No man is an island, the poet John Donne said. If he is well briefed for his summit in Moscow and Saint Petersburg, US President George W. Bush should discount Donne's wisdom. For within Russia, President Vladimir Putin does appear to be an isolated island, at least among the Russian elite who have singularly failed to embrace his decision to anchor Russia firmly to the West.

The elite's gripes about Putin's foreign policy are many, but they center mostly on the notion that the US is running roughshod over Russian interests. US troops, they complain, are on the ground in the former Soviet republics of Georgia, Kyrgizstan, Tadjikistan, and Uzbekistan. The next wave of NATO expansion promises to lap onto Russia's border and indeed surpass the old Soviet borders by taking in the Baltic states. Foreign investment has scarcely increased.

Putin, they allege, has surrendered Russia' traditional notions of security and received nothing from the West in return. The crimes they attribute to Putin sound like the indictment for a treason trial. After making his bold moves towards the West after Sept. 11, Putin undoubtedly expected to receive praise and favors in return. Of course, the West's ingratitude has been marked: the US withdrew from the 1972 ABM Treaty and has now rammed a vague disarmament agreement -- to be signed during the summit and which will allow the US not to destroy surplus missiles and warheads but rather to put them in cold storage -- down Putin's throat.

Even Putin's Defense Minister Sergei Ivanov, a former KGB colleague and a man often considered to be Putin's closest adviser within his government, does not fully agree with him on the terms of collaboration with the US. If the Russian-Western alliance fails to bring tangible benefits to Russia soon, there is a growing fear that the loss of confidence in Putin may weaken him fatally.

There is an eerie sense of deja vu in all this. Khrushchev, Gorbachev and Yeltsin all saw their hold on power undermined when they sought to please or placate the West only to receive nothing in return. Weakened by the perception of allowing the West to mistreat Russia, their influence among Russia's ruling elite disintegrated.

But there is a critical difference between the Russia of today and even Yeltsin's early postcommunist Russia. Under Khrushchev and Gorbachev (and also Yeltsin), Russia was an autocratic society in which control of the elite was the key to power. Civil society didn't exist. Only the power bureaucracy mattered. The faceless mass was just that: faceless and powerless. Public opinion didn't matter; it didn't even exist.

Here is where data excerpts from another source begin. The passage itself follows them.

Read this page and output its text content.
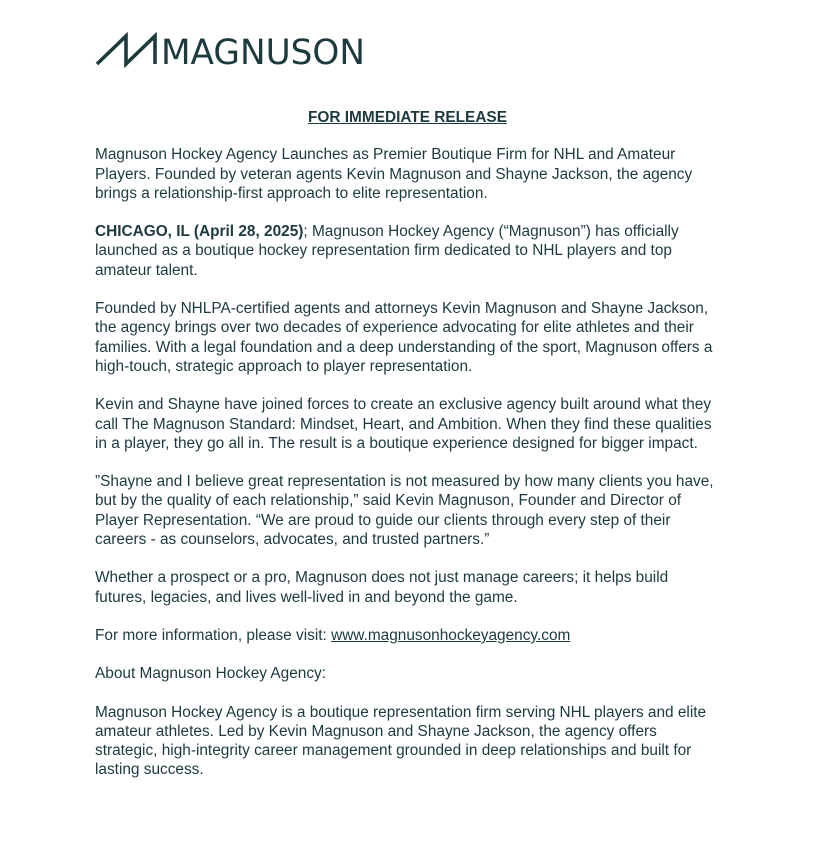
MAGNUSON
FOR IMMEDIATE RELEASE

Magnuson Hockey Agency Launches as Premier Boutique Firm for NHL and Amateur Players. Founded by veteran agents Kevin Magnuson and Shayne Jackson, the agency brings a relationship-first approach to elite representation.

CHICAGO, IL (April 28, 2025); Magnuson Hockey Agency (“Magnuson”) has officially launched as a boutique hockey representation firm dedicated to NHL players and top amateur talent.

Founded by NHLPA-certified agents and attorneys Kevin Magnuson and Shayne Jackson, the agency brings over two decades of experience advocating for elite athletes and their families. With a legal foundation and a deep understanding of the sport, Magnuson offers a high-touch, strategic approach to player representation.

Kevin and Shayne have joined forces to create an exclusive agency built around what they call The Magnuson Standard: Mindset, Heart, and Ambition. When they find these qualities in a player, they go all in. The result is a boutique experience designed for bigger impact.

”Shayne and I believe great representation is not measured by how many clients you have, but by the quality of each relationship,” said Kevin Magnuson, Founder and Director of Player Representation. “We are proud to guide our clients through every step of their careers - as counselors, advocates, and trusted partners.”

Whether a prospect or a pro, Magnuson does not just manage careers; it helps build futures, legacies, and lives well-lived in and beyond the game.

For more information, please visit: www.magnusonhockeyagency.com

About Magnuson Hockey Agency:

Magnuson Hockey Agency is a boutique representation firm serving NHL players and elite amateur athletes. Led by Kevin Magnuson and Shayne Jackson, the agency offers strategic, high-integrity career management grounded in deep relationships and built for lasting success.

That elite, the old politburo nomenclature, was united by homogenized opinions. You kept power by sticking together in thought and word and deed. Change was anathema, risk to be avoided at all costs. Better to stick to a tried and failed policy than to upset the apple cart, even if the apples were rotten.

Today's Russia is no longer a two-tier society. It is a society with a diversity of opinions, options, opportunities and interest groups.Democracy, every Westerner will tell you, is not founded on what the elite think; it's what the people think that matters -- or at least what a contending rabble of rival interests think.

But the most important thing is that people are free to think, which Russia's people undoubtedly are now free to do. What they think is that Vladimir Putin is looking after Russian interests, which now include being an unconditional part of the West.